The Royal Cayman Islands Police Service is still attempting to track down a dozen cars stolen on local roads since last June.
Of those 12 missing vehicles, eight are Hondas, six of which are Honda Civics.
Two of those Civics were taken Tuesday in West Bay and both were 1998 models, making them 20-year-old cars.
“Honda Civics are definitely the vehicles we are seeing stolen most often,” said RCIPS Communications Director Jackie Carpenter. “We urge drivers of these vehicles to consider getting theft prevention devices such as alarms or steering-wheel locks.”
It is often older-model, less expensive cars that are targeted by auto thieves. For instance, of the other stolen vehicles still missing since last June, only one is a BMW. The others are a Ford F-250 pickup truck, a motorcycle and a Toyota RAV4. The remaining eight vehicles are Honda Civics, Integras or CR-Vs.
There can be a number of reasons the older, cheaper cars are targeted, Ms. Carpenter said. First, the older model vehicles may not be equipped with more modern theft-prevention devices.
“If you install a theft-prevention device, the car thieves are more likely to look for an ‘easier target,’” she said.
Another reason the older cars might be targeted is because parts for those vehicles are becoming scarce on island. Ms. Carpenter said thieves might be taking them to strip them down and sell the parts to make money.

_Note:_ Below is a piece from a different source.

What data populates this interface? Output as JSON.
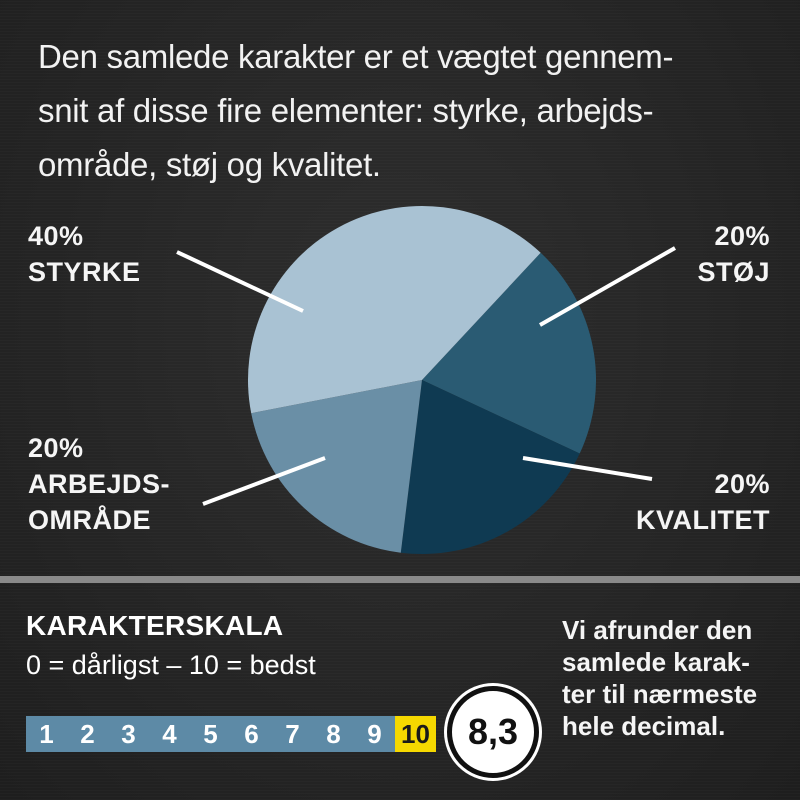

Local police are most concerned about car thieves who intend to use stolen vehicles during the commission of crimes. Common, lower-cost vehicles might attract less attention or be less recognizable. Ms. Carpenter said police are keen to put out information on stolen vehicles as quickly as possible because of this possibility.
The RCIPS has linked a number of robberies over the past year that occurred after reports of stolen vehicles. Once such heist at a local gas station in mid-June was done with a stolen Honda Civic.
“Given the continuing reports of car thefts and the propensity for stolen cars to be used to commit other crimes, we ask members of the public to vigilantly secure their vehicles at all times and not to keep any articles of value in their vehicles,” Deputy Police Commissioner Anthony Ennis said at the time of the gas station robbery. “We have received reports of thefts of vehicles where keys have been left in the vehicles.”